L’Afrique du Sud est dirigée par le Congrès national africain (ANC), un parti qui possède une tradition anti-impérialiste très marquée. Pendant la lutte contre l’apartheid, il a eu un long compagnonnage avec un certain nombre de leaders, partis politiques et pays africains qui lui ont apporté leur soutien. Comme la Libye de Mouammar Kadhafi, l’Angola de José Eduardo Santos, le Front populaire ivoirien (FPI) de Laurent Gbagbo, alors opposant au régime de Félix Houphouët-Boigny (premier président de Côte d'Ivoire). Sans oublier Robert Mugabe au Zimbabwe. Dont le parti, l'Union africaine du Zimbabwe-Front patriotique (ZANU-PF), sorte de pendant de l’ANC en Rhodésie du Sud, (ancien nom du Zimbabwe) se battait contre le pouvoir raciste blanc de Ian Smith.
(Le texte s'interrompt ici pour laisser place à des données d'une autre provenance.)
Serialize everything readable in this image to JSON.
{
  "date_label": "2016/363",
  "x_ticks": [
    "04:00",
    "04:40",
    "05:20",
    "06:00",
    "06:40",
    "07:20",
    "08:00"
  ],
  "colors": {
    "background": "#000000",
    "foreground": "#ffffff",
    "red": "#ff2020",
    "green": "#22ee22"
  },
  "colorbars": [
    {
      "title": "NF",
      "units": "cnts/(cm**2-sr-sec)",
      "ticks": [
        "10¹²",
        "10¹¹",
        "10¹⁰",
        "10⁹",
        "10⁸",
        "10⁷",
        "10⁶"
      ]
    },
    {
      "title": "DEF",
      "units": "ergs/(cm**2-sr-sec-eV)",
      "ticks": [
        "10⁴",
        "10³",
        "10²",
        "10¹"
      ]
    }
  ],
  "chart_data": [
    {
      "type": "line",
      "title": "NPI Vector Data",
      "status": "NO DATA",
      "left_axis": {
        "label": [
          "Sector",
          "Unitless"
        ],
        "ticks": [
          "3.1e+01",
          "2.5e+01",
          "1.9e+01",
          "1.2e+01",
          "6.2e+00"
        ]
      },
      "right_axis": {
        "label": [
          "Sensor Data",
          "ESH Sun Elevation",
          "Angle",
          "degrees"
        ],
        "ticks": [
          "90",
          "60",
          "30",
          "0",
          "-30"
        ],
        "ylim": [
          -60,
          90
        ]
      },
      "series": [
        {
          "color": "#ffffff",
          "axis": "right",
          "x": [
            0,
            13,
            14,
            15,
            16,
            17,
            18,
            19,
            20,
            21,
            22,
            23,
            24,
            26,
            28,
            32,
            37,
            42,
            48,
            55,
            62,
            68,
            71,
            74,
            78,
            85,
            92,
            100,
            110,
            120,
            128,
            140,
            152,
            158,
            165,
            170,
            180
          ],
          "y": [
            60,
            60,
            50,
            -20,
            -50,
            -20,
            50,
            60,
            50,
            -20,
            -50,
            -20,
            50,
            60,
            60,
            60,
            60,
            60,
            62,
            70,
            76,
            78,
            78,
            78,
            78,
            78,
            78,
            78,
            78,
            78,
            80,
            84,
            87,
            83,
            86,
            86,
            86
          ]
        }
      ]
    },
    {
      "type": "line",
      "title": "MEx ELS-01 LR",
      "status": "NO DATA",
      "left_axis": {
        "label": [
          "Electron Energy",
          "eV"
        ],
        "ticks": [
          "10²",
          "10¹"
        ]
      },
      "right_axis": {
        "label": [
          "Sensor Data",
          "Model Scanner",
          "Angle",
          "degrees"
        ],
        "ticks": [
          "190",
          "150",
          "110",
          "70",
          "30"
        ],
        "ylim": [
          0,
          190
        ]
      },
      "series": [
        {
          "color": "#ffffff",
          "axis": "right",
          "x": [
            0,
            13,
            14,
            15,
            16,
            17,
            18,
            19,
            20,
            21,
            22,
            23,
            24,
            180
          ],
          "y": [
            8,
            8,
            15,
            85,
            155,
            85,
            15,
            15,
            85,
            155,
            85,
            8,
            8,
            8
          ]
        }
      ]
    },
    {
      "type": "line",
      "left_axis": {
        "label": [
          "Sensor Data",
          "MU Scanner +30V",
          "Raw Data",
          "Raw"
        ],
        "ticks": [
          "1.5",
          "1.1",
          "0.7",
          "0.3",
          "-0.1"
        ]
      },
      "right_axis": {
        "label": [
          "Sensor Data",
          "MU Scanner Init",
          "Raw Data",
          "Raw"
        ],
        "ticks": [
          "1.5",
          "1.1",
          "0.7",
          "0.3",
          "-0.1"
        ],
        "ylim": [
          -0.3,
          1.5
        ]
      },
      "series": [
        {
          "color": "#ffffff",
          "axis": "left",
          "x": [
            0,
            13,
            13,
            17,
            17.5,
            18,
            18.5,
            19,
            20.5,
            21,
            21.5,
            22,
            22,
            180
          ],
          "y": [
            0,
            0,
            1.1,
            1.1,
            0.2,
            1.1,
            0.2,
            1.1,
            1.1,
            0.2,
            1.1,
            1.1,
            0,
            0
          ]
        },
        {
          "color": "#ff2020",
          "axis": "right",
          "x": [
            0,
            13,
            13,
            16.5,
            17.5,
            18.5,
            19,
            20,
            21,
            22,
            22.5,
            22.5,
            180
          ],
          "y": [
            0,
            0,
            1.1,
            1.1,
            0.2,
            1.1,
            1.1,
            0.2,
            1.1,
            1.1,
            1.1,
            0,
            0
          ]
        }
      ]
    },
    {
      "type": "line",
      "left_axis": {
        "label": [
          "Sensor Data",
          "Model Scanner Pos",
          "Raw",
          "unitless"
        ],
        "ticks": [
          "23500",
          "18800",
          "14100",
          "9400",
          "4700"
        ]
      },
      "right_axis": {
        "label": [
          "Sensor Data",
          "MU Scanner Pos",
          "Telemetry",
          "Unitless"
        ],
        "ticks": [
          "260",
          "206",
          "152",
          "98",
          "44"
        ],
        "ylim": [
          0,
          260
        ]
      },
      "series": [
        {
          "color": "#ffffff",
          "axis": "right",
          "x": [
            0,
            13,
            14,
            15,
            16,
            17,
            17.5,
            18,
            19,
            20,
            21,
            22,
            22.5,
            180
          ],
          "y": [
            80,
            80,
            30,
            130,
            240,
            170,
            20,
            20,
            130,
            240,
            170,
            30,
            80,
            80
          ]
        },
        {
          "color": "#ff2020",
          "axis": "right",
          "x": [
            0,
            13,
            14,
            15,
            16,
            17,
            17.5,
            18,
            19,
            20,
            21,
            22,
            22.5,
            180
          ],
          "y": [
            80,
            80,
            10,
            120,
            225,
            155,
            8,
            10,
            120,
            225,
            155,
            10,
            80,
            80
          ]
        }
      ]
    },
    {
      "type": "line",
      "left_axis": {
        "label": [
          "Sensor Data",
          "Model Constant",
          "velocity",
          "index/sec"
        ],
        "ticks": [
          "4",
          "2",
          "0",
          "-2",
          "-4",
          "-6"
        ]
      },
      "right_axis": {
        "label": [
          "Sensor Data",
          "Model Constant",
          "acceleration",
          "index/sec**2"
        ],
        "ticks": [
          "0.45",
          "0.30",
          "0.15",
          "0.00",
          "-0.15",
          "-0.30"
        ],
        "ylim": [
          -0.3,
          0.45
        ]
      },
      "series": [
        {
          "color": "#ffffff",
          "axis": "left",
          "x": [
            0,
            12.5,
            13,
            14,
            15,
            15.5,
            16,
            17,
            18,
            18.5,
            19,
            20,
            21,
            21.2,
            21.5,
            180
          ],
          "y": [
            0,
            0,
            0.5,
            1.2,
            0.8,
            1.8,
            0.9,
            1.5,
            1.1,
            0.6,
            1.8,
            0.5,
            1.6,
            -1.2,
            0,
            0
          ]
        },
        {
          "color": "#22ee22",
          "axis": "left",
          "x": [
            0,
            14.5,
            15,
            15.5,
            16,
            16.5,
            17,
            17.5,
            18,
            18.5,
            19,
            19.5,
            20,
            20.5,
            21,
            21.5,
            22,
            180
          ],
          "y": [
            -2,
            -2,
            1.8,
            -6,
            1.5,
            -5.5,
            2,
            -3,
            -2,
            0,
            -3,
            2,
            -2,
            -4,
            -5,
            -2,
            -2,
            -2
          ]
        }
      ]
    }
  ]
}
Le problème, c’est que, histoire de renvoyer l’ascenseur à ses vieux amis, mais aussi pour ne rien lâcher face aux pays occidentaux dont elle goûte peu l’influence en Afrique, Pretoria a eu tendance à ménager, légitimer, voire soutenir leurs régimes. Même quand ils sont devenus des autocrates foulant aux pieds les valeurs sur lesquelles le parti cher à Nelson Mandela a fondé sa lutte de libération.

Ainsi, si pour des divergences sur l’édification des Etats-Unis d’Afrique, Thabo Mbeki, n’avait pas beaucoup d’atomes crochus avec Mouammar Kadhafi, Nelson Mandela, entretenait des relations chaleureuses avec le guide libyen. Tout comme Jacob Zuma. Ce n’est que le 20 septembre 2011, que l’Afrique du Sud a reconnu le Conseil national de transition libyen,  après avoir longtemps soutenu Mouammar Kadhafi.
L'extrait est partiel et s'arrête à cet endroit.